Hasbro filed suit again Sweetpea Entertainment in May to shut down production on D&D movie being set up at Warner Bros, saying it owned the rights as Sweetpea did not meet the requirements to retain the rights after 2000’s Dungeons & Dragons and the 2005 sequel Dungeons & Dragons: Wrath of the Dragon God.
The defendant appears to be Courtney Solomon’s Sweetpea Entertainment, who produced the 2000 Dungeons & Dragons, as well as the 2005 sequel Dungeons & Dragons: Wrath of the Dragon God. The quoted article has a number of problems that make it hard to make sense of what they are saying, but the 2005 sequel would appear to have qualified, but the 2012 Dungeons & Dragons: The Book of Vile Darkness might, as Hasbro claims, not qualify, since it was more than 5 years after the previous effort and retained no characters or situations from either. But I also don’t see Courtney Solomon or Sweetpea in the credits list on IMDb.

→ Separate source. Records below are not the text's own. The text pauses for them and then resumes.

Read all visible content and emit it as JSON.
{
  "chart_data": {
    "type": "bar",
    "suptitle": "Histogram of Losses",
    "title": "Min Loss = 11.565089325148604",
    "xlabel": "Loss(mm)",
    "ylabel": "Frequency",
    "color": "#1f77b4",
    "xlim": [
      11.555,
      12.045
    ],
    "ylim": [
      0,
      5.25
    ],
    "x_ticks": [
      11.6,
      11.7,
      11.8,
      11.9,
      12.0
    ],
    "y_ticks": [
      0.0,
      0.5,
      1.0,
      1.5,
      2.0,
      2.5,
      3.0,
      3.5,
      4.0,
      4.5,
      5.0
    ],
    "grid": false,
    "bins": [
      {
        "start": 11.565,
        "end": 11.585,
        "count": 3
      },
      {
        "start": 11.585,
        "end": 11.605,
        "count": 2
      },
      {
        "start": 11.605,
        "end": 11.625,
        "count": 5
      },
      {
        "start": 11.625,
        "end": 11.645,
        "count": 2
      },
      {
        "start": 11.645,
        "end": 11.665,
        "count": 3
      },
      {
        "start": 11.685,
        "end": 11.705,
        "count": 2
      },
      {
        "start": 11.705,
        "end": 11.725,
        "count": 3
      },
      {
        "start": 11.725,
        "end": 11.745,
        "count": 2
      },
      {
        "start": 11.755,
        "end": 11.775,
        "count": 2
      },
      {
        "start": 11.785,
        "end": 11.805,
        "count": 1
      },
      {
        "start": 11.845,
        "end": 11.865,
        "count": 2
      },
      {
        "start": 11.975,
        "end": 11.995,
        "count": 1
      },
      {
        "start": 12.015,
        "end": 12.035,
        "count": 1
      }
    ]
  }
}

An interesting 24 hours in the “games to screen” craze…it seems that Universal has been second-guessing its idea to bring a lot of Hasbro games to the big screen. Although Battleship is starting to generate heat, the studio has dropped plans for several others by placing them in turnaround (where other studios can pick them up), like Monopoly and Magic: The Gathering.
Stretch Armstrong has apparently landed on that list. It originally had Taylor Lautner (Twlight saga) attached to star, but Universal put it in to turnaround where it was picked up by Relativity Media – but now Lautner is out. Lautner’s people say it was their decision, but it also seems that the studio may not see Lautner as having enough draw.
Another former Universal/Hasbro project, Candy Land, was also placed in turnaround, and currently Columbia Pictures/Sony is in talks to develop the movie, with Ben Stiller (Bedtime Stories) set to star and possibly co-write the screenplay with Robert Smigel (Saturday Night Live) and directed by Kevin Lima (Enchanted).